Une BD qui permet de mettre en lumière de nombreux aspects sur la manière dont le patriarcat au Maghreb, et plus particulièrement au Maroc, se manifeste et exerce un pouvoir avec violence (symboliquement, physiquement, socialement) sur les femmes.
De multiples dialogues sous la forme de témoignages illustrés mettent en scène le vécu de femmes différentes vivant dans une société misogyne, conservatrice, où culturellement sont ancrés des habitudes nourrissant les oppressions subies par les femmes. Tantôt nous apprendrons ce que peuvent vivre les femmes face à la (non-) découverte de leur sexualité dans un pays où il est interdit de vivre toute forme de vie sexuelle en dehors du mariage, et où le tabou sur la sexualité des femmes, et la pudeur, sont dominants. Tantôt l'on apprendra ce qu'elles peuvent endurer à cause du manque d'expérience et de leur silence, en parlant notamment des avortements, souvent clandestins, de la gestion des IST, etc. Tantôt il s'agira de s'intéresser au poids de la religion dans une société conservatrice cishétéronormée, et comment l'homophobie peut se manifester (en abordant la place du voile en société, plus particulièrement en public, et l'instrumentalisation du Coran pour justifier ces violences et l'existence du pouvoir patriarcal qui pèse sur les femmes en public comme en privé dans leur vie conjugale). Et tantôt, sera abordé le sujet de la prostitution qui est dissimulé et qui soulève d'autres questions sur le poids de la société sur les corps des TDS.
Les illustrations qui accompagnent ces récits aux perspectives différentes proposent des traits plutôt agréables, mais sans artifices. Disons que l'équilibre entre le texte et les images est présent, mais que visuellement il n'y a pas énormément de chose à dire, si ce n'est que certaines couleurs offrent une certaine atmosphère.
À présent parlons de certains éléments qui font hérisser le poil. L'expression "schizo" ou parler de schizophrénie et/ou de bipolarité pour faire comprendre qu'il s'agit d'une société avec des contradictions, où nait souvent l'ambivalence, en plus d'être des expressions psychophobes, elles renforcent les clichés qu'on a sur ces troubles/maladies. Rappel : la schizophrénie ce n'est pas un dédoublement de "personnalité", ceci est un mythe (il semblerait que l'on parle alors plutôt de TDI ou d'ATDS dans ce cas, pas de schizophrénie). Ces expressions sont ancrées encore dans notre langage, le souci étant que pour une BD aussi récente, même si elle fait parler des personnes qui tentent du mieux qu'iels peuvent de décrire leur vécu, il n'y a pas eu de reprise de la part des autrices pour prendre du recul sur cette manière de décrire l'état d'une Société (que l'on dit continuellement "malade" et c'est très agaçant quand tous les jours, et de partout, on utilise des noms de troubles, de maladies et de handicaps comme des synonymes de quelque chose de mal ou pour en faire des références de l'enfer sur terre). En bref : y en a marre de ces expressions de m*rde, et bien que beaucoup n'y prêtent aucune attention, cela ne reste pas moins agaçant pour les premier.e.s concerné.e.s qui doivent entendre ou lire ça. Encore.
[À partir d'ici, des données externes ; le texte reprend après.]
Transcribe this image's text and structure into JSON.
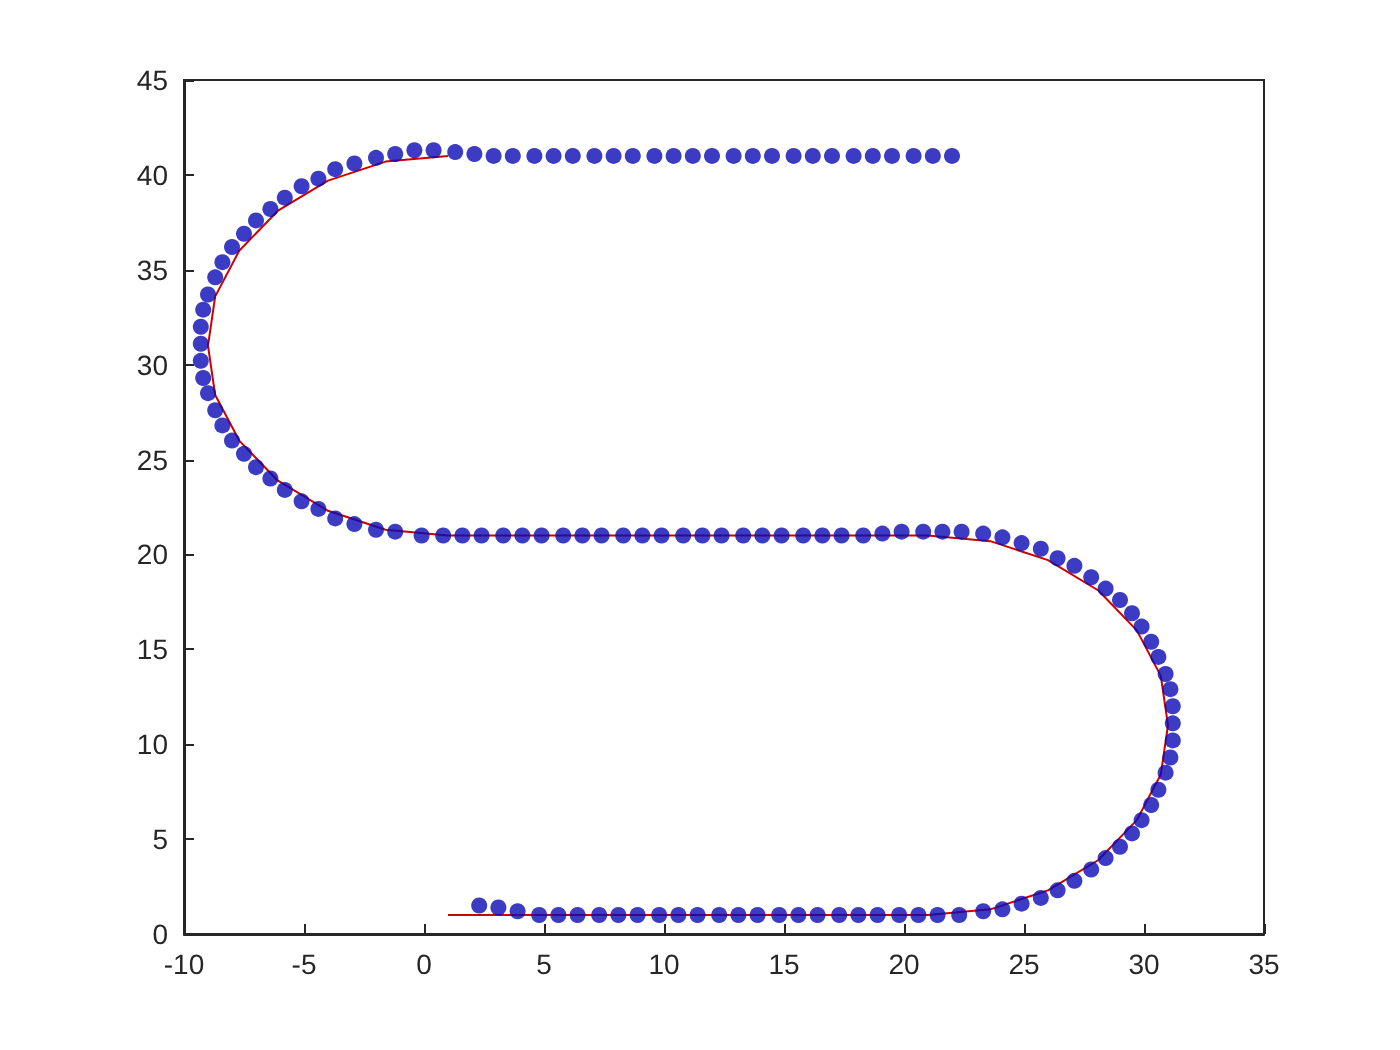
{
  "chart_data": {
    "type": "scatter",
    "xlim": [
      -10,
      35
    ],
    "xticks": [
      -10,
      -5,
      0,
      5,
      10,
      15,
      20,
      25,
      30,
      35
    ],
    "ylim": [
      0,
      45
    ],
    "yticks": [
      0,
      5,
      10,
      15,
      20,
      25,
      30,
      35,
      40,
      45
    ],
    "grid": false,
    "series": [
      {
        "type": "line",
        "color": "#cc0000",
        "marker": "none",
        "line_style": "solid",
        "x": [
          1,
          21,
          23.6,
          26,
          28.1,
          29.7,
          30.7,
          31,
          30.7,
          29.7,
          28.1,
          26,
          23.6,
          21,
          1,
          -1.6,
          -4,
          -6.1,
          -7.7,
          -8.7,
          -9,
          -8.7,
          -7.7,
          -6.1,
          -4,
          -1.6,
          1
        ],
        "values": [
          1,
          1,
          1.3,
          2.3,
          3.9,
          6,
          8.4,
          11,
          13.6,
          16,
          18.1,
          19.7,
          20.7,
          21,
          21,
          21.3,
          22.3,
          23.9,
          26,
          28.4,
          31,
          33.6,
          36,
          38.1,
          39.7,
          40.7,
          41
        ]
      },
      {
        "color": "#0a0ab4",
        "marker": "circle",
        "x": [
          2.3,
          3.1,
          3.9,
          4.8,
          5.6,
          6.4,
          7.3,
          8.1,
          8.9,
          9.8,
          10.6,
          11.4,
          12.3,
          13.1,
          13.9,
          14.8,
          15.6,
          16.4,
          17.3,
          18.1,
          18.9,
          19.8,
          20.6,
          21.4,
          22.3,
          23.3,
          24.1,
          24.9,
          25.7,
          26.4,
          27.1,
          27.8,
          28.4,
          29.0,
          29.5,
          29.9,
          30.3,
          30.6,
          30.9,
          31.1,
          31.2,
          31.2,
          31.2,
          31.1,
          30.9,
          30.6,
          30.3,
          29.9,
          29.5,
          29.0,
          28.4,
          27.8,
          27.1,
          26.4,
          25.7,
          24.9,
          24.1,
          23.3,
          22.4,
          21.6,
          20.8,
          19.9,
          19.1,
          18.3,
          17.4,
          16.6,
          15.8,
          14.9,
          14.1,
          13.3,
          12.4,
          11.6,
          10.8,
          9.9,
          9.1,
          8.3,
          7.4,
          6.6,
          5.8,
          4.9,
          4.1,
          3.3,
          2.4,
          1.6,
          0.8,
          -0.1,
          -1.2,
          -2.0,
          -2.9,
          -3.7,
          -4.4,
          -5.1,
          -5.8,
          -6.4,
          -7.0,
          -7.5,
          -8.0,
          -8.4,
          -8.7,
          -9.0,
          -9.2,
          -9.3,
          -9.3,
          -9.3,
          -9.2,
          -9.0,
          -8.7,
          -8.4,
          -8.0,
          -7.5,
          -7.0,
          -6.4,
          -5.8,
          -5.1,
          -4.4,
          -3.7,
          -2.9,
          -2.0,
          -1.2,
          -0.4,
          0.4,
          1.3,
          2.1,
          2.9,
          3.7,
          4.6,
          5.4,
          6.2,
          7.1,
          7.9,
          8.7,
          9.6,
          10.4,
          11.2,
          12.0,
          12.9,
          13.7,
          14.5,
          15.4,
          16.2,
          17.0,
          17.9,
          18.7,
          19.5,
          20.4,
          21.2,
          22.0
        ],
        "values": [
          1.5,
          1.4,
          1.2,
          1,
          1,
          1,
          1,
          1,
          1,
          1,
          1,
          1,
          1,
          1,
          1,
          1,
          1,
          1,
          1,
          1,
          1,
          1,
          1,
          1,
          1,
          1.2,
          1.3,
          1.6,
          1.9,
          2.3,
          2.8,
          3.4,
          4.0,
          4.6,
          5.3,
          6.0,
          6.8,
          7.6,
          8.5,
          9.3,
          10.2,
          11.1,
          12.0,
          12.9,
          13.7,
          14.6,
          15.4,
          16.2,
          16.9,
          17.6,
          18.2,
          18.8,
          19.4,
          19.8,
          20.3,
          20.6,
          20.9,
          21.1,
          21.2,
          21.2,
          21.2,
          21.2,
          21.1,
          21,
          21,
          21,
          21,
          21,
          21,
          21,
          21,
          21,
          21,
          21,
          21,
          21,
          21,
          21,
          21,
          21,
          21,
          21,
          21,
          21,
          21,
          21,
          21.2,
          21.3,
          21.6,
          21.9,
          22.4,
          22.8,
          23.4,
          24.0,
          24.6,
          25.3,
          26.0,
          26.8,
          27.6,
          28.5,
          29.3,
          30.2,
          31.1,
          32.0,
          32.9,
          33.7,
          34.6,
          35.4,
          36.2,
          36.9,
          37.6,
          38.2,
          38.8,
          39.4,
          39.8,
          40.3,
          40.6,
          40.9,
          41.1,
          41.3,
          41.3,
          41.2,
          41.1,
          41,
          41,
          41,
          41,
          41,
          41,
          41,
          41,
          41,
          41,
          41,
          41,
          41,
          41,
          41,
          41,
          41,
          41,
          41,
          41,
          41,
          41,
          41,
          41
        ]
      }
    ]
  }
}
Autre chose qui n'a pas été relevé : "les africaines" est une expression qui est utilisée à un moment pour parler... des femmes noires. Alors que bon, le Maroc, ce n'est pas en Europe. Petit héritage langagier colonial et occidental dont on aimerait se passer ou dépasser. C'est un détail qui apparaît sur une page de façon très brève, mais ce genre de propos négrophobe (comme si les femmes noires marocaines n'existaient pas) n'a pas été relevé. Pareil, il s'agit d'une BD récente, peut-être qu'il aurait encore fallu retirer ce genre de propos ou, au moins, le modifier... Ces éléments m'ont paru très gênants.
Cette BD permet d'aborder des sujets qui d'ordinaire peuvent ne pas parler à des personnes qui ne sont pas concernées, ou qui n'ont pas grandi dans un environnement culturellement proche des vécus racontés. Cela permet de donner une voix à ces femmes qu'on a tendance à trop oublier dans certains mouvements féministes, en pensant qu'il n'y a pas d'initiatives prises par ces femmes qui s'adaptent pour survivre, luttent à leur échelle et qui, comme de nombreuses personnes, veulent simplement vivre librement et s'épanouir.